The Polaris, a 91-foot-long, steel-hulled commercial fishing vessel with a single propeller and rudder, was flagged in the United States. Owned by O’Hara Corporation of Rockland, Maine, the vessel was being used in the scallop fishery. It was fitted with two control stations in the pilothouse: one facing forward, which contained the radar displays; the other facing aft, equipped with the automatic identification system (AIS). According to the captain of the Polaris, on the day of the accident there were no problems with the vessel’s hull, machinery, or navigation equipment.
The fishing vessel was en route to its home port of New Bedford, Massachusetts. The Bahamian-flagged Tofteviken was an 820-foot-long, double-hulled oil tanker with a single propeller and rudder. It was owned by Viken Shipping AS, managed by Wallem Ship Management Ltd., and classified by the American Bureau of Shipping. There were no conditions of class related to the vessel’s hull, machinery, or navigation and communication equipment. Carrying a partial load of crude oil, the Tofteviken was on a voyage from Point Tupper, Nova Scotia, Canada, to an oil refinery in Linden, New Jersey. The tanker departed Nova Scotia at 1130 on May 10, anticipating a May 13 arrival at Ambrose Anchorage near New York City.
At 1907 on the day of the accident, the distance between the Tofteviken and Polaris had decreased to 1.8 miles, with no change in the bearing between both vessels. While the distance between the vessels continued to decrease, the third mate and the AB were standing at the centerline compass repeater close to the forward windows of the bridge. The master and second mate were also on the bridge working at a computer on the starboard side. About 3 minutes later, the distance between the Tofteviken and Polaris decreased further, to about 0.8 miles, with no change in bearing between both vessels.
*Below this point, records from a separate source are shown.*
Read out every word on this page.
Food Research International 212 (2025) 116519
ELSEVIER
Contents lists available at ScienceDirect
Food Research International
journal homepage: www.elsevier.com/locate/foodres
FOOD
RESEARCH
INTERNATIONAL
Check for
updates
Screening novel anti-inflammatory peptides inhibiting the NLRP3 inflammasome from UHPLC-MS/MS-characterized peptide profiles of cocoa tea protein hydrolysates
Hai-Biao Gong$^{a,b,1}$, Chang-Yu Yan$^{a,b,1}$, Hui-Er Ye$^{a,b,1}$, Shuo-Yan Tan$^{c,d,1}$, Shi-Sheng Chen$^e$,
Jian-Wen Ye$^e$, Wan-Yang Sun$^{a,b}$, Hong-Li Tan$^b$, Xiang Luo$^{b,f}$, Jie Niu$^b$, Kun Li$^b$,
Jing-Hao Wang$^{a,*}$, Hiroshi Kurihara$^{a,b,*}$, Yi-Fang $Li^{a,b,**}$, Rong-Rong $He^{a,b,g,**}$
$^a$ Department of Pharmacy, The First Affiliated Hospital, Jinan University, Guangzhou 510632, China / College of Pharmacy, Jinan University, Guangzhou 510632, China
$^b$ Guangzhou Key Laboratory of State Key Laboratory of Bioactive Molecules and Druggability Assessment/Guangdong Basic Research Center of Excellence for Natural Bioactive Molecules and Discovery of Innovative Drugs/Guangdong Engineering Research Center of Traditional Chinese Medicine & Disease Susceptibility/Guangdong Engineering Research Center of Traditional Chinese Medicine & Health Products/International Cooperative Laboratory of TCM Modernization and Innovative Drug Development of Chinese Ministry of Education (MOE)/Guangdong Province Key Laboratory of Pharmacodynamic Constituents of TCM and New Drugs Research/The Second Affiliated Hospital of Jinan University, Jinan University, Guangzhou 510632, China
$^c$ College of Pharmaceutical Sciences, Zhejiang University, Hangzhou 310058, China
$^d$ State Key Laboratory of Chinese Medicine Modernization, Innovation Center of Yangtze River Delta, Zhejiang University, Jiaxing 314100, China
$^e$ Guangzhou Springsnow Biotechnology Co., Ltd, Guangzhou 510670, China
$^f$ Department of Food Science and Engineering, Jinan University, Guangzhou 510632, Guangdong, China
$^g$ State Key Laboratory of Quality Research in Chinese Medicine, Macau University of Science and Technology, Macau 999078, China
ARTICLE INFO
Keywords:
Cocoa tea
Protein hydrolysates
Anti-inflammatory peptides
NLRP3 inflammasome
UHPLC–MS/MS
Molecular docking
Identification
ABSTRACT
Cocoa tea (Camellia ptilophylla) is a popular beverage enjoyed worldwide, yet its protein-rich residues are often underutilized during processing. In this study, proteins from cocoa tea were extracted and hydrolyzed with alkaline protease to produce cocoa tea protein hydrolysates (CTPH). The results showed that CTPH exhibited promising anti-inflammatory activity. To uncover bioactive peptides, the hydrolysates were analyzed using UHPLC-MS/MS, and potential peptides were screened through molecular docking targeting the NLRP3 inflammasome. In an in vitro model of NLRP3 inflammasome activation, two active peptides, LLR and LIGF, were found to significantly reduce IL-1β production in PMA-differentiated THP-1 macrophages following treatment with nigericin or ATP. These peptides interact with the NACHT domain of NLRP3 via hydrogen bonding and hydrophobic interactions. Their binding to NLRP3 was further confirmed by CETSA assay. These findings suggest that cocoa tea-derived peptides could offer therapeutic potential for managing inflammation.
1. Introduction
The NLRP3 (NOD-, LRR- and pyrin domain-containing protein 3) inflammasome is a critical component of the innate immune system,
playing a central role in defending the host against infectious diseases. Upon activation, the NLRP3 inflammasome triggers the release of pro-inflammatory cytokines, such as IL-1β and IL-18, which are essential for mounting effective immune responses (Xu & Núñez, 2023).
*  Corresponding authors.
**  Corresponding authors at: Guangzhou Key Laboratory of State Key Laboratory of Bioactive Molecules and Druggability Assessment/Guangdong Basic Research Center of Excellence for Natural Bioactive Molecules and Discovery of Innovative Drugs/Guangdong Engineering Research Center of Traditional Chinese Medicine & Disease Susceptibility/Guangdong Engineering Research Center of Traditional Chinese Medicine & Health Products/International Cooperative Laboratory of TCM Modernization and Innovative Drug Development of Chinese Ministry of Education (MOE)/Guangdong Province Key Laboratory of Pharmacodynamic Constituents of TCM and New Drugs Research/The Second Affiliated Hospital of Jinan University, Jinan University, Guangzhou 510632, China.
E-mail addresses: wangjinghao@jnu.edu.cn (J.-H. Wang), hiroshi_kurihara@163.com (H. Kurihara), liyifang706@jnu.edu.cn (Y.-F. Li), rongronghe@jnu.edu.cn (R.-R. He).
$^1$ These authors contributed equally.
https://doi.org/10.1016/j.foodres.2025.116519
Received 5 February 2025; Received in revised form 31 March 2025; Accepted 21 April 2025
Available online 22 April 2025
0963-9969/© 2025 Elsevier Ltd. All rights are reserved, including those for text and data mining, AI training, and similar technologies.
The chief engineer, who was also on the bridge to see the master, walked around from where the master and second mate were located to look out of the windows forward. From there, he noticed the Polaris at close range on the port bow and shouted to the third mate, “What are you doing?” Upon hearing the chief engineer, the master stood up from the computer, went forward where he saw the Polaris, and immediately ordered hand steering and hard to starboard. He also directed the second officer to sound the ship’s whistle. Playback of the Tofteviken’s ECDIS indicated a heading change to starboard beginning at 1912. Seconds later, at 1913 the two vessels collided.
Probable Cause: The National Transportation Safety Board determines that the probable cause of the collision between the fishing vessel Polaris and the tanker Tofteviken was the failure to maintain a proper lookout by the mate on the fishing vessel and the failure to identify the risk of collision by the third mate on the tanker.